Co-Regulation depends on expression, reflection, and responseExpression is about showing ourselves, our feelings, our vulnerability, our autonomic state. Showing who we are and how we feel is the essential first step in co-regulation.

Reflection from others is how we know we are seen. Being present is about seeing the other as they are. Verbal and non-verbal communication lets us know how we are seen and accepted. (The neurological elements of attunement are how we read each other non verbally: eye contact, tone of voice, posture, gesture, movement, rhythm, timing, intensity, words, rhythm, motion).  

Responses let us know how our self expression affects our communication partner, friend, family member, etc.  This is the red or green light for going deeper. To co-regulate, we each need to be able to recognize and to report on how we have been affected by the other. The distinction between reflecting and responding helps us avoid jumping to conclusions and believing our projections.

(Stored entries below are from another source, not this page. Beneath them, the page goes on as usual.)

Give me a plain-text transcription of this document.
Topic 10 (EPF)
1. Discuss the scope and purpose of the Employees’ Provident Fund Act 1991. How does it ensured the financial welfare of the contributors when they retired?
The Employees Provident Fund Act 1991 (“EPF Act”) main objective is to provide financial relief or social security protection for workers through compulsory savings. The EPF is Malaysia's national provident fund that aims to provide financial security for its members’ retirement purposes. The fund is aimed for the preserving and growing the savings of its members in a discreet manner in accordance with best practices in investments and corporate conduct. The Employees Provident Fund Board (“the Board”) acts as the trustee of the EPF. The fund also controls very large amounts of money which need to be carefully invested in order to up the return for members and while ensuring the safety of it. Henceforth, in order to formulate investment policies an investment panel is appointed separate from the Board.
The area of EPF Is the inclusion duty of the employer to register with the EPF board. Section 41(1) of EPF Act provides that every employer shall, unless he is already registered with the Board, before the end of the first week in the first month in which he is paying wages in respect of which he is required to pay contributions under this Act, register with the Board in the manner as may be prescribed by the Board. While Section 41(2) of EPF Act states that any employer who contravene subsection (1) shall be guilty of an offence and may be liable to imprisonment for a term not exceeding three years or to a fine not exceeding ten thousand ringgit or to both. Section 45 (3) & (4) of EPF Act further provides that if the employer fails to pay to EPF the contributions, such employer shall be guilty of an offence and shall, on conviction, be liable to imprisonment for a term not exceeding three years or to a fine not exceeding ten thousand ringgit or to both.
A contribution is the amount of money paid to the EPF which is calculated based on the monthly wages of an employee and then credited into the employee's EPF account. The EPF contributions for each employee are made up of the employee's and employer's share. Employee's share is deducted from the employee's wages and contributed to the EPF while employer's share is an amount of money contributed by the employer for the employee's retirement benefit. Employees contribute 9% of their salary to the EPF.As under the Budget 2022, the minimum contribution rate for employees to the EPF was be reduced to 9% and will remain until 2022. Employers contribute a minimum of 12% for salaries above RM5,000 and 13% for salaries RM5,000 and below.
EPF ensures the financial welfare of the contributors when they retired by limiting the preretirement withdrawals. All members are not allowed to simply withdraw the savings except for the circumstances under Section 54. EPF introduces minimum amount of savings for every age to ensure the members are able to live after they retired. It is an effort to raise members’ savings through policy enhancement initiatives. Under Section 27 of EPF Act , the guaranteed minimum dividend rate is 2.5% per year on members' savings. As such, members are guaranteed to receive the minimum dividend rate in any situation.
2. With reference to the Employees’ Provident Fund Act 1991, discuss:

Four Skills for Embodiment Around Other People

Embodiment skills are fundamental to staying present, embodied and co-regulatory with others. They develop in relational space, with practice, in real time, online or in person.

1.   Finding Internal Home Base in Our Core: A solid psychological sense of self is rooted in a solid physical sense of self.

2.   Using Boundary Muscles in Relational Space: Feeling safe depends on having our physical boundary muscles available to protect ourselves.   

3.   Giving the Body a Voice in Relational Space: Who feels safe when nobody can speak up for them? This is about including body-up awareness in social space.

4.   Tracking Self and Other in Real Time: If we can’t track self and other in real-time, it’s hard to feel connected, and impossible to co-regulate.

Think of embodiment as being alive in a body, and sensing that body. Our bodies give us access to our autonomic states, and to Body Up! Co-Regulation.